Время шло, мимо меня вместе с течением времени пробегали отроки, чинно шли старушки с гобоями и барабанами, но никто не интересовался моей удочкой, никто не вопрошал меня, почему я ловлю рыбу на улице, а не на реке, и невнимание людское почти свело меня в могилу, вызвало слёзы; я умоляла Природу, чтобы она послала мне хоть одного остроумного графа или шевалье, даже требовала от Природы, сулила ей немалые деньги, но Природа языком птиц и телодвижениями эстетически сформировавшихся собак, отказывала мне, а значит – и мировой словесности.

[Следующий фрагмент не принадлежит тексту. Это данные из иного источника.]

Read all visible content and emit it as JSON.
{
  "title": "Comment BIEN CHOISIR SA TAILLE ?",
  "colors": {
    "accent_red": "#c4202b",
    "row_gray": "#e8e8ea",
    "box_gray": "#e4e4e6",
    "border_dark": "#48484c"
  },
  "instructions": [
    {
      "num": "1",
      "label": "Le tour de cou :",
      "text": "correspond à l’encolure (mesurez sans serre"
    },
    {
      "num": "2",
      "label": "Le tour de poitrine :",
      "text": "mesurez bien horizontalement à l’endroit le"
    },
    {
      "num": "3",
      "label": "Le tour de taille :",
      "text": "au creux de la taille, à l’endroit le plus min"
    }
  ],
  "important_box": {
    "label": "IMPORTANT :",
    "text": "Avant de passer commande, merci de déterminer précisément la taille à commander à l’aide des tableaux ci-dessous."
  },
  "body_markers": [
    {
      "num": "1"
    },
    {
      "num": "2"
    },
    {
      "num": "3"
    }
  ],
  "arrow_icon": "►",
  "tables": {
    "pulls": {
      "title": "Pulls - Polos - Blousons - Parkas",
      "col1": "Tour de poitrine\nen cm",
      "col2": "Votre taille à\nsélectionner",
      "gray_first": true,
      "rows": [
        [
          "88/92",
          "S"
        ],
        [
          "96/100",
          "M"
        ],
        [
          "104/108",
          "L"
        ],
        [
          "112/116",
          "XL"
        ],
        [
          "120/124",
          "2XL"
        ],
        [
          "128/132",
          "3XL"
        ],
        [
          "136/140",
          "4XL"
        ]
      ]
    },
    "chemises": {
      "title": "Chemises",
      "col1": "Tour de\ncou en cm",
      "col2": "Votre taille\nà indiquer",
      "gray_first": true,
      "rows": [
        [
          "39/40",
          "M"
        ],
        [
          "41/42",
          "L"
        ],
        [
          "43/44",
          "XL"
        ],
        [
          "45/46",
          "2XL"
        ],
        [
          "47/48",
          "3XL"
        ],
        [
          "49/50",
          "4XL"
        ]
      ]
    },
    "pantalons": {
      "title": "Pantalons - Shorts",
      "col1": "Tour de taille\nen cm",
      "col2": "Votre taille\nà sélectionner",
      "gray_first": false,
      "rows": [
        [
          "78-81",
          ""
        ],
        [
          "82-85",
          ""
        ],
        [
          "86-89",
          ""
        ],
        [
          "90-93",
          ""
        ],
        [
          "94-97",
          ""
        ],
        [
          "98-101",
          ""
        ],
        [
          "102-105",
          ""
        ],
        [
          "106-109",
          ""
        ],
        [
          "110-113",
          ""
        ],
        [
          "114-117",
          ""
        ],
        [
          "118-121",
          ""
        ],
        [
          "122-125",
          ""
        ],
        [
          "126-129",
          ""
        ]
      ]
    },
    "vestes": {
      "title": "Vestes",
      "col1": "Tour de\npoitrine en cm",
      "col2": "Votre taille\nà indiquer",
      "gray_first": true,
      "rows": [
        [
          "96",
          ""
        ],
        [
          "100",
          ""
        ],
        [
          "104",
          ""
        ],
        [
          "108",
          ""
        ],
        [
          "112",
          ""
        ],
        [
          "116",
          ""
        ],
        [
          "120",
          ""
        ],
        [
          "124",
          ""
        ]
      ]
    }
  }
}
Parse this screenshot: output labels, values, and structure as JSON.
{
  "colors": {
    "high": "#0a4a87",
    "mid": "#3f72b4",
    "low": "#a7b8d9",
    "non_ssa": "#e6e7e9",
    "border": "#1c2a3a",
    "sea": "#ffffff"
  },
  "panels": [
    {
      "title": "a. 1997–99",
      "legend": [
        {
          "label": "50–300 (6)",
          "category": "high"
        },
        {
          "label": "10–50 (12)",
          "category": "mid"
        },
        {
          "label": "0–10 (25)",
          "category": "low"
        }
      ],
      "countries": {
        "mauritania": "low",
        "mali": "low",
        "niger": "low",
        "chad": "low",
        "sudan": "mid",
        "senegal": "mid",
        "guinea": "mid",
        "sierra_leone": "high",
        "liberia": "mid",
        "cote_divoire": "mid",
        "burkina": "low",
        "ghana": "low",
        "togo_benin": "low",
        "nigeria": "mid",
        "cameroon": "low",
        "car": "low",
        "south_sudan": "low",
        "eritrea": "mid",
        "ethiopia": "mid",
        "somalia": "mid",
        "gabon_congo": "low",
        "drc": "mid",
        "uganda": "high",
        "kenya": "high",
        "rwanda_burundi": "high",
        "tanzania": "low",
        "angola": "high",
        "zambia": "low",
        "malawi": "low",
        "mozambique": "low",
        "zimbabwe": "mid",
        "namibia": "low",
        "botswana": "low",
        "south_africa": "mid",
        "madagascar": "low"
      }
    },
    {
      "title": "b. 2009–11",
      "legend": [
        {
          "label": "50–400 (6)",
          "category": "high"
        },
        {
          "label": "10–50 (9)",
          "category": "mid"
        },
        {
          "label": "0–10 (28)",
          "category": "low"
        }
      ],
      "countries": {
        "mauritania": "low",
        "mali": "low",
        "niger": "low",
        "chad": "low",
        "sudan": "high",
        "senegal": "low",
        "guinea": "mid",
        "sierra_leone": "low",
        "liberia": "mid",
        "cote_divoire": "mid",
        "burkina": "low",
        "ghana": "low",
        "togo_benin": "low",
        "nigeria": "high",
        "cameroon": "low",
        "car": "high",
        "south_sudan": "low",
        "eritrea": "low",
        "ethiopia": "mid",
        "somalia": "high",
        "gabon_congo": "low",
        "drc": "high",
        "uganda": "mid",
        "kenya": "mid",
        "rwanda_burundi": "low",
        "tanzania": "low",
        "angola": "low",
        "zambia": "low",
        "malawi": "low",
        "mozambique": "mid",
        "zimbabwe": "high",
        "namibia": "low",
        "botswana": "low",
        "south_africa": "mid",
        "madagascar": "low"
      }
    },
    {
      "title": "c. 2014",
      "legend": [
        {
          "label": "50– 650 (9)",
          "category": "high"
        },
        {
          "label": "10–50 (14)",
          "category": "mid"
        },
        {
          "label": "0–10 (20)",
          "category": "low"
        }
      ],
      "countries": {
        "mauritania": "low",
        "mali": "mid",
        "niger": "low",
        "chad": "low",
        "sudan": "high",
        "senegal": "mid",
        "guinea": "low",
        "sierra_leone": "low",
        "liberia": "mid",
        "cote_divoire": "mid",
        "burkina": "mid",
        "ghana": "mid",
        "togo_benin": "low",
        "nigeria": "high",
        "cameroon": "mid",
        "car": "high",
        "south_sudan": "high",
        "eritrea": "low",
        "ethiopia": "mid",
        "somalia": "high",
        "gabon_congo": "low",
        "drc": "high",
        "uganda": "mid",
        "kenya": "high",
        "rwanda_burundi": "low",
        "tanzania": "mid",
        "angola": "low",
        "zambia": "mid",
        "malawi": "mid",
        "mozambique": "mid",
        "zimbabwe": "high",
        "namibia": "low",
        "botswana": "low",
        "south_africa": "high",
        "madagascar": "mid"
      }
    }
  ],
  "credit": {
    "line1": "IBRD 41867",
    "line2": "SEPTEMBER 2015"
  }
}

Два часа я просидела почти бездыханная, но ни одного почтенного графа, князя или барона не видела, будто они провалились в яму с социалистическими художниками-насмешниками.
С презрением я назвала себя сломанной кисточкой на мольберте неизвестного художника; смотала удочку и пошла домой, хотя тело моё протестовало, а живое воображение требовало выразительного ответа – хоть языком, хоть ногами.
«Ветвями! Ветками не тряси – оскоромишься!» – в запальчивости я крикнула грушевому дереву, но тут же устыдила себя за взрыв эмоций – дерево не виновато, что эстеты обошли меня стороной, как оркестр с механическими тромбонистами.
Около семейного колодца я остановилась, пораженная ужасной мыслью: «К чему хлопоты, если я – девушка-невидимка?
Если белье на благородной морально устойчивой девушке – невидимое, то – неприлично, и всякие казусы выходят за рамки гармоничного и нравственного – так институтка в игре «классики» заступает за черту колорита.
Пусть поразит меня балерон-поэт, если я назову лягушку в колодце провинциалкой!»
В горячке я задумала, что плюну в колодец, и своим плевком перечеркну в себе кокарды за благопристойность и нежность.
Но сила воли, моральные принципы не дали свершиться ужасному, я лишь крикнула матушке в окне (её личико белело на фоне черных кудрей художника графа Федорова Расула Хайку):
«Матушка! Милорды – не честны!»
Три дня я пролежала в горячке, а когда вышла из комы, при этом похудела на три килограмма – очень мило и ко времени, матушка поведала мне, что в тот день, когда я безумная упала на мозаику возле колодца (мозаика работы князя Педро Гумбольта Макиавелли) произошёл пожар в городской поэтической бане – обители добра, беспощадной рифмы и честных помыслов.
Чудесным образом баня возгорелась: одни мудрецы говорили, что горела вода, потому что даже у девушки, если благородная красавица совершит проступок перед моралью, горят щёки, но девушки состоят на восемьдестя процентов из воды.
Если тело горит, щеки горят, душа пылает, то и вода в бане возгорится от одного только права на урок нравственности.
Другие мудрецы поэты укоряли первых мудрецов укорением эстетическим, качали коронами на головах, изящно вальсировали и говорили: что мать тех мудрецов – не Академия Изящных Наук, а – Пафос, мракобесие и эшафот.
«Отцы ваши для вдохновения пили настойку боярышника на рыбьих потрошках; матери ваши в мазурке допускали пробег в три метра; дипломы ваши профессорские – не искусство, а – мелодия без флейты и без гобоя.